Much of the rest of this chapter will be devoted to working through some samples that most of the above techniques. The samples are as far as possible based on realistic situations, in order to give you a flavor of the kinds of situation where you'll need to use the main multithreading techniques.

We're going to jump in at the deep end concept-wise by presenting asynchronous delegates first. The reason is that this technique is often the most useful one for asynchronous processing. However, you do need to understand quite a few concepts in order to invoke delegates asynchronously, which means this next section is going to be quite top-heavy on theory, but once you've grasped the concepts, asynchronous delegate invocation is very often the easiest and most efficient way to write multithreaded applications.

In .NET, the usual pattern for implementing an asynchronous method call is for some object to expose two methods, BeginXXX() and EndXXX(), where XXX is some word that describes the method. There is usually a separate unrelated method, XXX(), which performs the operation synchronously.

BeginXXX() is the method that is called to start the operation. It returns immediately, with the method left executing - on a thread-pool thread. EndXXX() is called when the results are required. If the asynchronous operation has already completed when EndXXX() is called, it simply returns the return values from the operation. If the operation is still executing, EndXXX() waits until it is completed before returning the values. The actual parameters expected by BeginXXX() and EndXXX() will of course depend on the parameters passed on to the asynchronous operation. If an exception is thrown in the asynchronous operation, this exception will be transferred by the CLR to the EndXXX() call, which will throw this same exception on the calling thread.

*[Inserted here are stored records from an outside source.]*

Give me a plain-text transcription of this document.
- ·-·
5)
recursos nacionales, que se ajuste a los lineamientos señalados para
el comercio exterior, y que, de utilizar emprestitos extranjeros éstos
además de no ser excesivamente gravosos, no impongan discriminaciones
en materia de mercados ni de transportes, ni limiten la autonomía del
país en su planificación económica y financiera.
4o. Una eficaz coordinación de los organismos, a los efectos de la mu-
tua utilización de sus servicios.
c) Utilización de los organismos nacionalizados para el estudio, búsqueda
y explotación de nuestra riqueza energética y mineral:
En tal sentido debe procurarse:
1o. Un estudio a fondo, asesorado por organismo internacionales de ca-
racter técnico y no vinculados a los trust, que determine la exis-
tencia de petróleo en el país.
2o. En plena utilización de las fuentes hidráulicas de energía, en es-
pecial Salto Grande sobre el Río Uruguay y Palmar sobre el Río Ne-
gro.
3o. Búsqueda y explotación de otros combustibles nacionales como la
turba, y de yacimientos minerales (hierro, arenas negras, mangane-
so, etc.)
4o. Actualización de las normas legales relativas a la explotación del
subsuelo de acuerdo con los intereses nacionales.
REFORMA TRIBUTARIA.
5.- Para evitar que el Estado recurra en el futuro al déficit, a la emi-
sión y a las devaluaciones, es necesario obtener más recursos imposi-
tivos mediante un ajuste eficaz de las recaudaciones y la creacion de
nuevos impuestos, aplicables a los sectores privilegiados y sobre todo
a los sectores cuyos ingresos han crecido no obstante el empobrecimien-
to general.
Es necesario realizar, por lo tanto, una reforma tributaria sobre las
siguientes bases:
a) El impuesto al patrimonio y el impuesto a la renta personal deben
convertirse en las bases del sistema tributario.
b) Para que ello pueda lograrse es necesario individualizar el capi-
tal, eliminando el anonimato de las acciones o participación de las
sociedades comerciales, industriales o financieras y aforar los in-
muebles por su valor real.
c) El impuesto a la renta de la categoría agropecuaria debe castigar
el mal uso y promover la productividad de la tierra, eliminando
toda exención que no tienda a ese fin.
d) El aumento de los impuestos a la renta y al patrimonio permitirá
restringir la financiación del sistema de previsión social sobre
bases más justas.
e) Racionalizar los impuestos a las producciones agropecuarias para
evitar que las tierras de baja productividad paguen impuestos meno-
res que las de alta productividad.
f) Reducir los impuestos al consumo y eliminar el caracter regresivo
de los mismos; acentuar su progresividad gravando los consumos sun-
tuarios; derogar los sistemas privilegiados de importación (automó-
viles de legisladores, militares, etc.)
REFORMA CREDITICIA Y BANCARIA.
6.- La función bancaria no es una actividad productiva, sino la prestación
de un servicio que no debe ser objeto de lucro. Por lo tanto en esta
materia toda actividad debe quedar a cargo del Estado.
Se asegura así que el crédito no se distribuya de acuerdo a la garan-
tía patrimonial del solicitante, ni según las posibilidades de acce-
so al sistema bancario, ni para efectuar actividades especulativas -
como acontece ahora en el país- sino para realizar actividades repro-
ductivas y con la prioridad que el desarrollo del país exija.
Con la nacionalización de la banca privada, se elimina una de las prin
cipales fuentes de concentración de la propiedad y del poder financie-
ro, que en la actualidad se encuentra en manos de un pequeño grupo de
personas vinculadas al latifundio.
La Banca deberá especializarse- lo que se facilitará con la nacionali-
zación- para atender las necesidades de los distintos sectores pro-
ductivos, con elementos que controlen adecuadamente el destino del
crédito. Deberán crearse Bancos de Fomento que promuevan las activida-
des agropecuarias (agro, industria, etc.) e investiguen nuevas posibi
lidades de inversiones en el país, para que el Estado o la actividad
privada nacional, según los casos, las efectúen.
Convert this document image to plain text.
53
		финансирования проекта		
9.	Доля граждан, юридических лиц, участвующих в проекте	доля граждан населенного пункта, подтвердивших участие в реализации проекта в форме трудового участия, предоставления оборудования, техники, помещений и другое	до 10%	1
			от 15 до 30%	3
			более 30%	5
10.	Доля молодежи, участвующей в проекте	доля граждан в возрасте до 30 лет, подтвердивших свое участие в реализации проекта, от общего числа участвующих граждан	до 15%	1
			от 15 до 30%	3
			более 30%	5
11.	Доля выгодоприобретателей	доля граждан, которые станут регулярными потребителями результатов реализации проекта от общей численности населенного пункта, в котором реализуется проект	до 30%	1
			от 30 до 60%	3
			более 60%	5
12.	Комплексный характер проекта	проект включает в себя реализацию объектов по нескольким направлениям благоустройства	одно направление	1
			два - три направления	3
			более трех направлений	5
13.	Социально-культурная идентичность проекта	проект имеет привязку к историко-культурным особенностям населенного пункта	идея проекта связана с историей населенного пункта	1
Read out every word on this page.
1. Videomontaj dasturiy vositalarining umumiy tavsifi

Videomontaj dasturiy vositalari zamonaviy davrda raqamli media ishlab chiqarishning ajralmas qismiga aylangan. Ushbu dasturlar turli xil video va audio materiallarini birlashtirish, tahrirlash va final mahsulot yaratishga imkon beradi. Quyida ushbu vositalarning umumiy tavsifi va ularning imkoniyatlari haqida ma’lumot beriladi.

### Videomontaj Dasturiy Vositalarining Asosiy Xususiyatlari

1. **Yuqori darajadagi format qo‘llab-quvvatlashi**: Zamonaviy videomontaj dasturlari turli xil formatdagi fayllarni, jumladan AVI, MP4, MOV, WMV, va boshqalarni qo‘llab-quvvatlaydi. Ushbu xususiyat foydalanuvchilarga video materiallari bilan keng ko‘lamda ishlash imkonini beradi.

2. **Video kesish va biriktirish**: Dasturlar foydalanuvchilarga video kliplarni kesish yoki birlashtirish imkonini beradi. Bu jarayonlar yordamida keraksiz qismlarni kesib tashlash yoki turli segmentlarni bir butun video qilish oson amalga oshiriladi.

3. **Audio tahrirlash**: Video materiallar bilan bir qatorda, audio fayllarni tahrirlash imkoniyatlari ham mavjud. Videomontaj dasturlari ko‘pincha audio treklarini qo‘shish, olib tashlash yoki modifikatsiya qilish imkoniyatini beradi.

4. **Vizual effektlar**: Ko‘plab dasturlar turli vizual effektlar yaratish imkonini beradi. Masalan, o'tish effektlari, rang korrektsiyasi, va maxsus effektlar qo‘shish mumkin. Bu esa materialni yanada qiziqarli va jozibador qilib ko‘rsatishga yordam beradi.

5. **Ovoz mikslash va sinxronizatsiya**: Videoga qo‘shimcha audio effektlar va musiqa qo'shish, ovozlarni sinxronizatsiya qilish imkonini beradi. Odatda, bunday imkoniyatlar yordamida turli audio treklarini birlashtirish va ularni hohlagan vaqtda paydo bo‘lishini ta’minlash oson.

This design pattern is implemented by various classes, including:

System.IO.FileStream(BeginRead()/EndRead();BeginWrite()/EndWrite() for reading or writing to a stream)
System.Net.WebRequest(BeginRequest()/EndRequest() for making a request to a remote server)
System.Windows.Forms.Control(BeginInvoke()/EndInvoke() for executing any method; however, the underlying implementation here is different - the message loop is used instead of the thread pool for the asynchronous operation)
System.Messaging.MessageQueue(BeginReceive()/EndReceive() for receiving a message)

However, what interests us here is that this same design pattern is also implemented by delegates. This means that you can asynchronously invoke literally any method at all, just by wrapping it in a delegate and invoking the delegate asynchronously. The methods involved here are called BeginInvoke() and EndInvoke(). Paradoxically, these methods are not defined in either the System.Delegate or System.MulticastDelegate classes, but they can be defined, with native CLR support, in any delegate which derives from these classes - and you'll find that most high-level language compilers, including the C#, VB.NET, and C++ ones, add this support automatically.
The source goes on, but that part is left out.